Two point charges in air at a distance of 20 cm from each other interact with a certain force at what distance from each other should these charges be placed in oil of relative permittivity 5 to obtain the same force of interaction

Answer 1

The charges should be placed at 90 cm apart.

Explanation:

The electrostatic forces between the charges in air is given as.

F = q1 x q2 / 4 π εo r^2

Here "r" is the distance between them and ε is the permitivity if free space.

As forces are equal than

r^2 ∝ 1 / ε

Thus

r1^2 / r2^2 = ε2 / ε1

The relative permitivity for space is 1 whereas for oil it is 5.

Thus

r2 = √r1^2 x ε1 / ε2 = √ 400 / 5

   = √80 ~ 90 cm

Hence the charges should be placed at 90 cm apart.

Also learn more

The force between two point charges in air is hundred Newton calculate the force if the distance between them is increased by 50% ?

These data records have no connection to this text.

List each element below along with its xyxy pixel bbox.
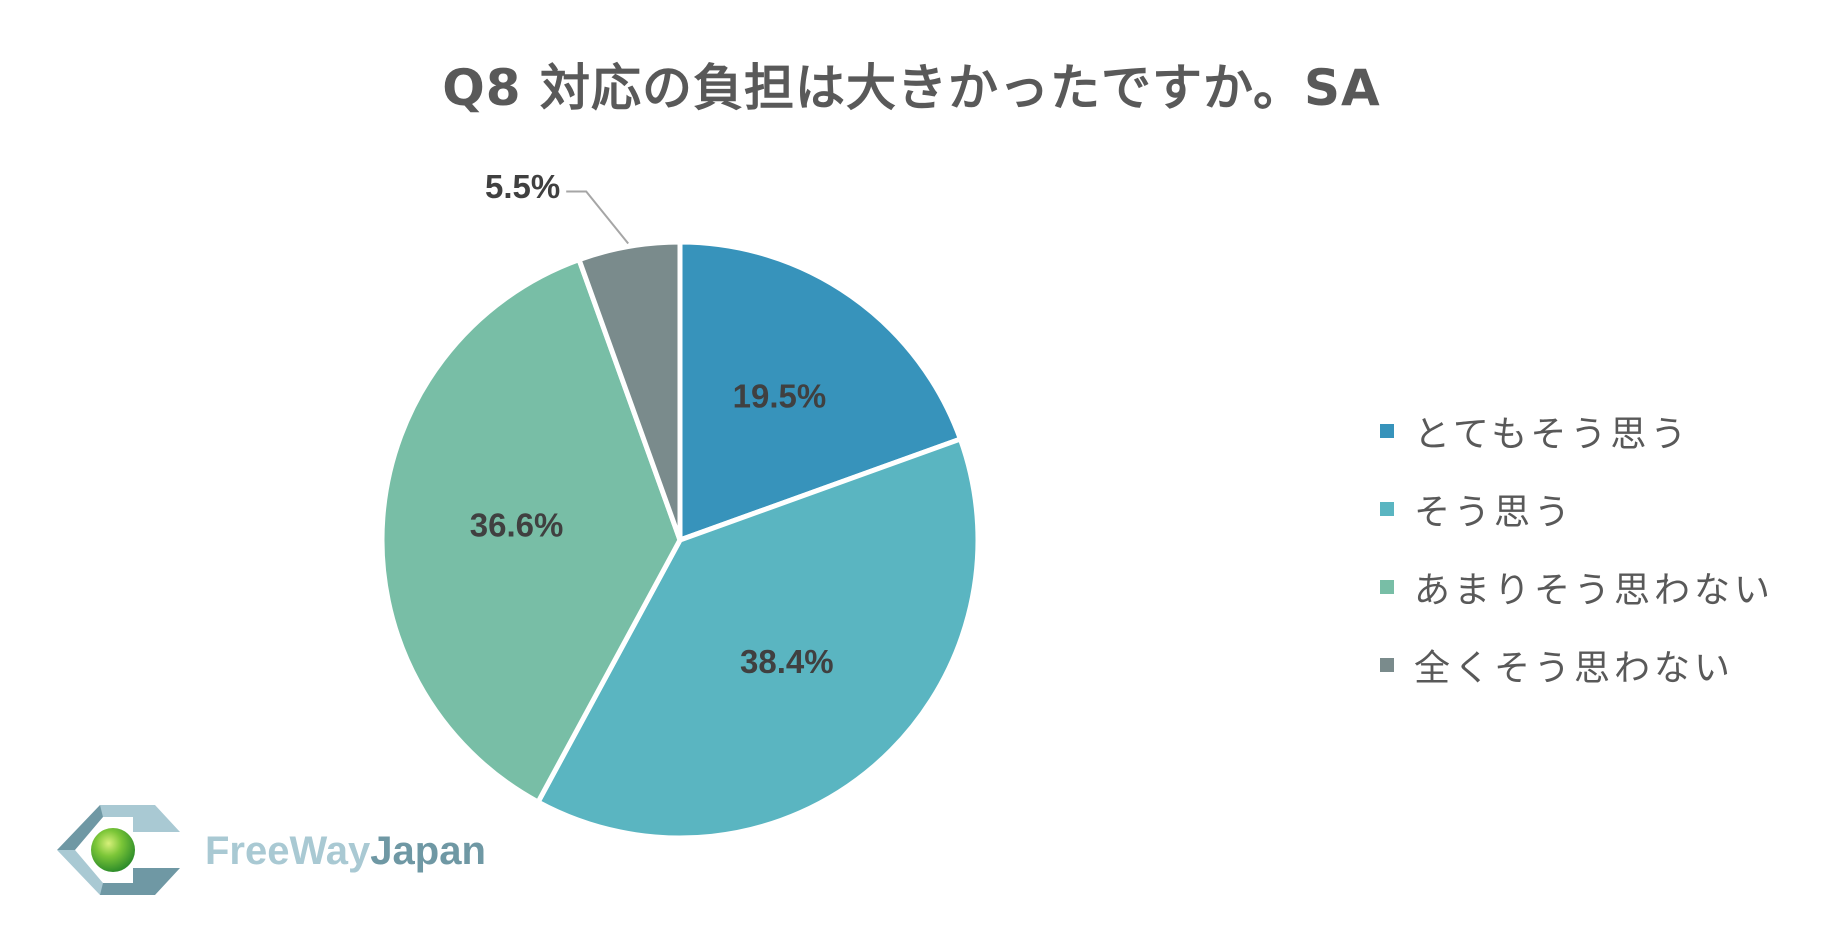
legend-label-mattaku: 全くそう思わない <box>1414 648 1735 689</box>
pie-slices <box>379 239 981 841</box>
legend-item-sou[interactable]: そう思う <box>1380 470 1774 548</box>
legend: とてもそう思う そう思う あまりそう思わない 全くそう思わない <box>1380 392 1774 704</box>
pie-slice-1[interactable] <box>535 436 981 841</box>
legend-item-amari[interactable]: あまりそう思わない <box>1380 548 1774 626</box>
chart-title: Q8 対応の負担は大きかったですか。SA <box>442 59 1381 117</box>
legend-label-totemo: とてもそう思う <box>1414 414 1691 455</box>
leader-lines <box>566 190 629 245</box>
pie-slice-3[interactable] <box>576 239 683 543</box>
legend-label-sou: そう思う <box>1414 492 1575 533</box>
data-labels: 19.5% 38.4% 36.6% 5.5% <box>470 168 834 680</box>
legend-swatch-amari <box>1380 580 1394 594</box>
freewayjapan-logo: FreeWayJapan <box>55 795 555 905</box>
data-label-2: 36.6% <box>470 506 564 543</box>
logo-text: FreeWayJapan <box>205 829 486 873</box>
legend-swatch-sou <box>1380 502 1394 516</box>
legend-swatch-mattaku <box>1380 658 1394 672</box>
legend-item-totemo[interactable]: とてもそう思う <box>1380 392 1774 470</box>
data-label-0: 19.5% <box>733 377 827 414</box>
leader-line-3 <box>566 190 629 245</box>
pie-slice-0[interactable] <box>677 239 963 543</box>
pie-slice-2[interactable] <box>379 257 683 805</box>
legend-item-mattaku[interactable]: 全くそう思わない <box>1380 626 1774 704</box>
data-label-3: 5.5% <box>485 168 560 205</box>
logo-mark-icon <box>57 805 180 895</box>
data-label-1: 38.4% <box>740 643 834 680</box>
legend-label-amari: あまりそう思わない <box>1414 570 1775 611</box>
legend-swatch-totemo <box>1380 424 1394 438</box>
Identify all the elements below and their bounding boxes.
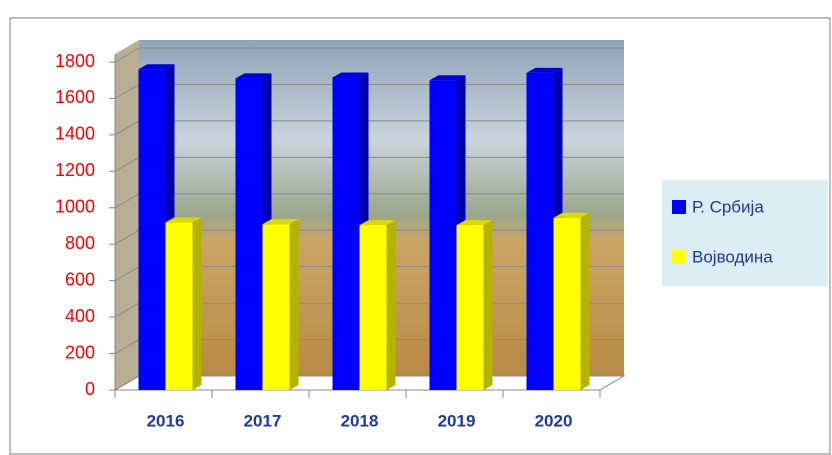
- bar: [456, 225, 484, 390]
- bar: [262, 224, 290, 390]
- y-tick-label: 1200: [55, 160, 95, 180]
- legend-swatch: [672, 200, 686, 214]
- y-tick-label: 1000: [55, 197, 95, 217]
- bar-top: [429, 75, 466, 81]
- bar: [429, 80, 457, 390]
- x-tick-label: 2016: [147, 411, 185, 430]
- y-tick-label: 0: [85, 379, 95, 399]
- y-tick-label: 800: [65, 233, 95, 253]
- y-tick-label: 200: [65, 342, 95, 362]
- bar: [138, 69, 166, 391]
- bar-side: [386, 220, 396, 390]
- bar: [553, 217, 581, 390]
- bar-top: [553, 212, 590, 218]
- bar-top: [456, 220, 493, 226]
- bar: [332, 77, 360, 390]
- bar-top: [235, 73, 272, 79]
- bar-side: [580, 212, 590, 390]
- legend-swatch: [672, 250, 686, 264]
- bar-side: [289, 219, 299, 390]
- y-tick-label: 600: [65, 269, 95, 289]
- x-tick-label: 2019: [438, 411, 476, 430]
- bar-top: [165, 217, 202, 223]
- y-tick-label: 1800: [55, 51, 95, 71]
- bar-top: [332, 72, 369, 78]
- bar-top: [359, 220, 396, 226]
- side-wall: [115, 40, 139, 390]
- x-tick-label: 2017: [244, 411, 282, 430]
- legend-label: Р. Србија: [692, 197, 764, 216]
- bar-top: [138, 64, 175, 70]
- bar-side: [192, 217, 202, 390]
- bar-top: [262, 219, 299, 225]
- legend-label: Војводина: [692, 247, 773, 266]
- y-tick-label: 1600: [55, 87, 95, 107]
- bar: [165, 222, 193, 390]
- x-tick-label: 2020: [535, 411, 573, 430]
- y-tick-label: 1400: [55, 124, 95, 144]
- bar-top: [526, 67, 563, 73]
- y-tick-label: 400: [65, 306, 95, 326]
- grid-line: [114, 47, 624, 63]
- bar: [359, 225, 387, 390]
- bar-side: [483, 220, 493, 390]
- x-tick-label: 2018: [341, 411, 379, 430]
- legend-box: [662, 180, 828, 286]
- bar: [235, 78, 263, 391]
- bar: [526, 72, 554, 390]
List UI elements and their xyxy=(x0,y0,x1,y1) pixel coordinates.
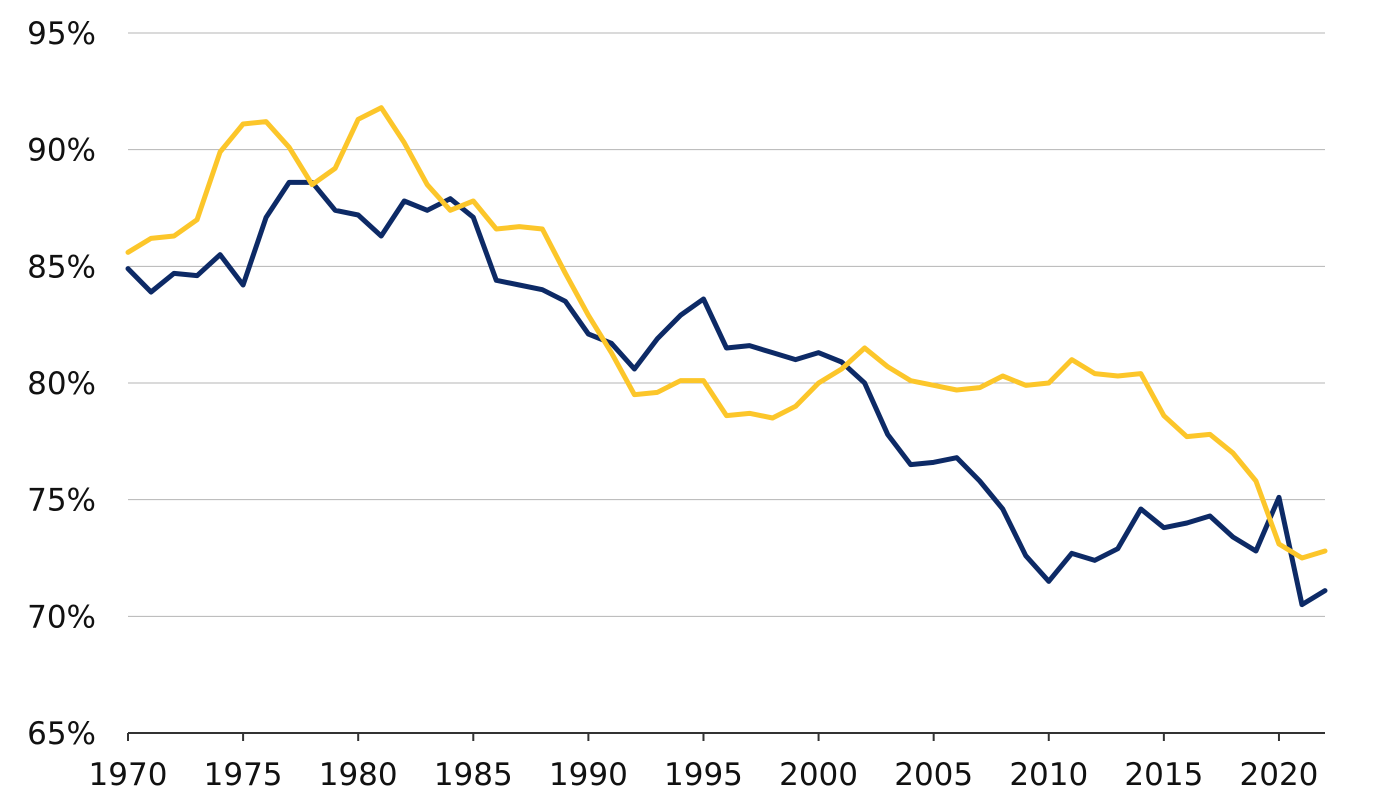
y-tick-label: 80% xyxy=(27,366,96,402)
x-tick-label: 1980 xyxy=(319,757,398,793)
y-tick-label: 70% xyxy=(27,599,96,635)
x-tick-label: 1985 xyxy=(434,757,513,793)
series-line-2 xyxy=(125,105,1328,561)
x-tick-label: 2000 xyxy=(779,757,858,793)
x-tick-label: 2015 xyxy=(1124,757,1203,793)
y-tick-label: 65% xyxy=(27,716,96,752)
axes xyxy=(127,732,1325,741)
x-tick-label: 2020 xyxy=(1240,757,1319,793)
y-tick-label: 95% xyxy=(27,16,96,52)
y-tick-label: 85% xyxy=(27,249,96,285)
y-tick-label: 90% xyxy=(27,133,96,169)
x-tick-label: 2010 xyxy=(1009,757,1088,793)
y-tick-label: 75% xyxy=(27,483,96,519)
x-tick-label: 1995 xyxy=(664,757,743,793)
x-tick-label: 2005 xyxy=(894,757,973,793)
tick-labels: 65% 70% 75% 80% 85% 90% 95% 1970 1975 1980 1985 199… xyxy=(27,16,1318,793)
x-tick-label: 1970 xyxy=(89,757,168,793)
x-tick-label: 1990 xyxy=(549,757,628,793)
x-tick-label: 1975 xyxy=(204,757,283,793)
series-line-1 xyxy=(125,179,1328,608)
series-lines xyxy=(125,105,1328,608)
gridlines xyxy=(128,32,1325,617)
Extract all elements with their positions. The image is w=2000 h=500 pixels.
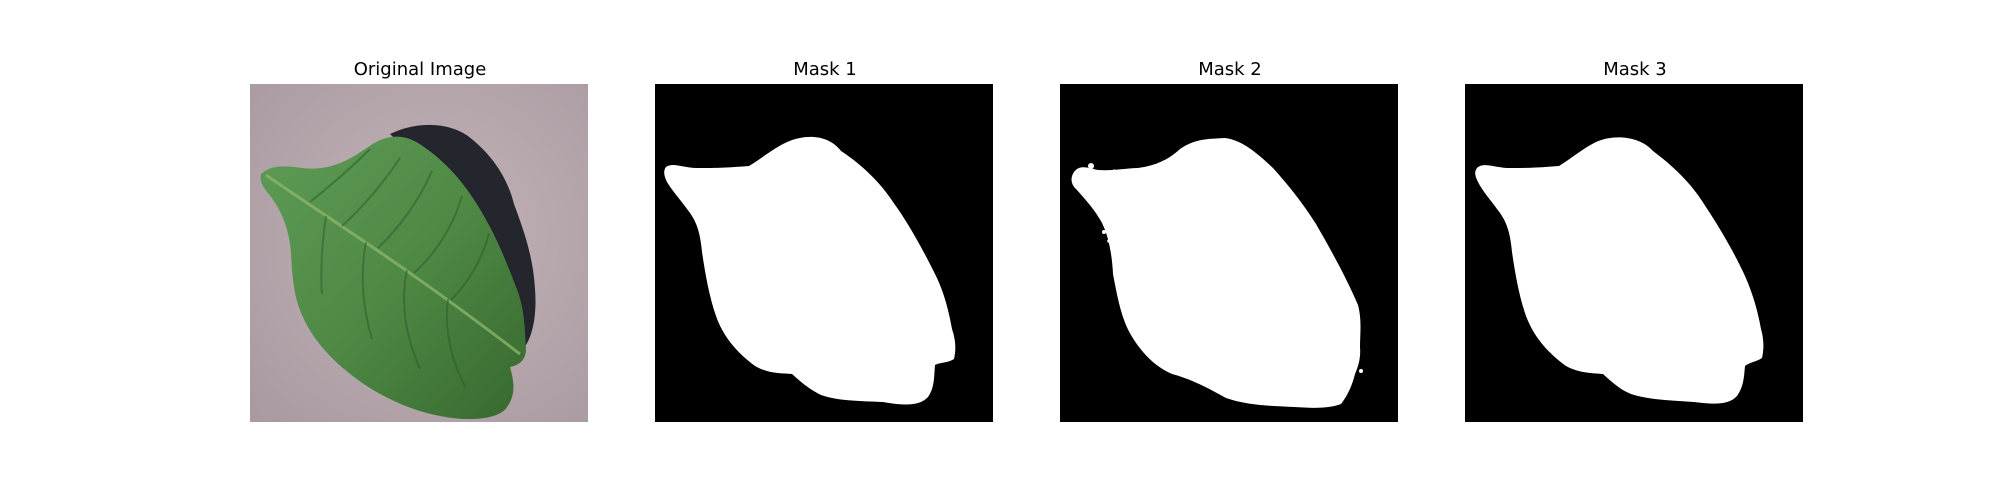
mask-1-image — [655, 84, 993, 422]
mask-2-foreground — [1071, 138, 1361, 408]
mask-2-title: Mask 2 — [1198, 59, 1262, 80]
mask-2-panel: Mask 2 — [1060, 57, 1400, 422]
mask-3-title: Mask 3 — [1603, 59, 1667, 80]
original-image-title: Original Image — [353, 59, 487, 80]
original-image-panel: Original Image — [250, 57, 590, 422]
mask-1-panel: Mask 1 — [655, 57, 995, 422]
leaf-midrib — [265, 173, 521, 356]
mask-3-foreground — [1475, 137, 1764, 404]
mask-1-title: Mask 1 — [793, 59, 857, 80]
mask-3-image — [1465, 84, 1803, 422]
mask-1-foreground — [664, 136, 956, 405]
leaf-veins — [309, 148, 490, 389]
mask-3-panel: Mask 3 — [1465, 57, 1805, 422]
mask-2-edge-speckles — [1088, 163, 1363, 373]
original-leaf-image — [250, 84, 588, 422]
leaf-shape — [260, 136, 526, 419]
mask-2-image — [1060, 84, 1398, 422]
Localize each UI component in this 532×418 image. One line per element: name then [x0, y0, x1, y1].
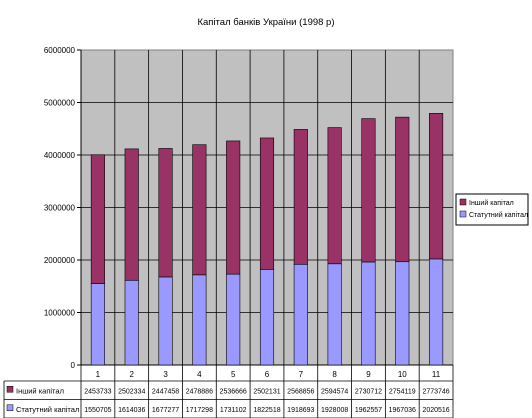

https://brainly.in/question/3509550

Answer 2

The charges must be placed at a distance of 8.94 cm in oil to obtain the same force of interaction when placed in air.

• Let the charges be $Q_{1},Q_{2}$
• Given,

                  r = 20 cm, $e_{r}$ = 5

     Force of interaction in air = force of interaction in oil

                 $F_{air}=F_{oil}$

                 $\frac{1}{4\pi e_{o}}\frac{Q_{1}Q_{2}}{r^{2}}=\frac{1}{4\pi e_{o}e_{r}}\frac{Q_{1}Q_{2}}{d^{2}}$

                  $\frac{1}{r^{2}}=\frac{1}{e_{r}}\frac{1}{d^{2}}$

                  $\frac{1}{400}=\frac{1}{5 d^{2} }$

                  $d^{2}=\frac{400}{5}$

                  $d=\sqrt{80}$

                  d ≅ 8.94 cm

• Note: Use epsilon when taking permittivity not 'e'. I used 'e' as there is no symbol available for permittivity in editor.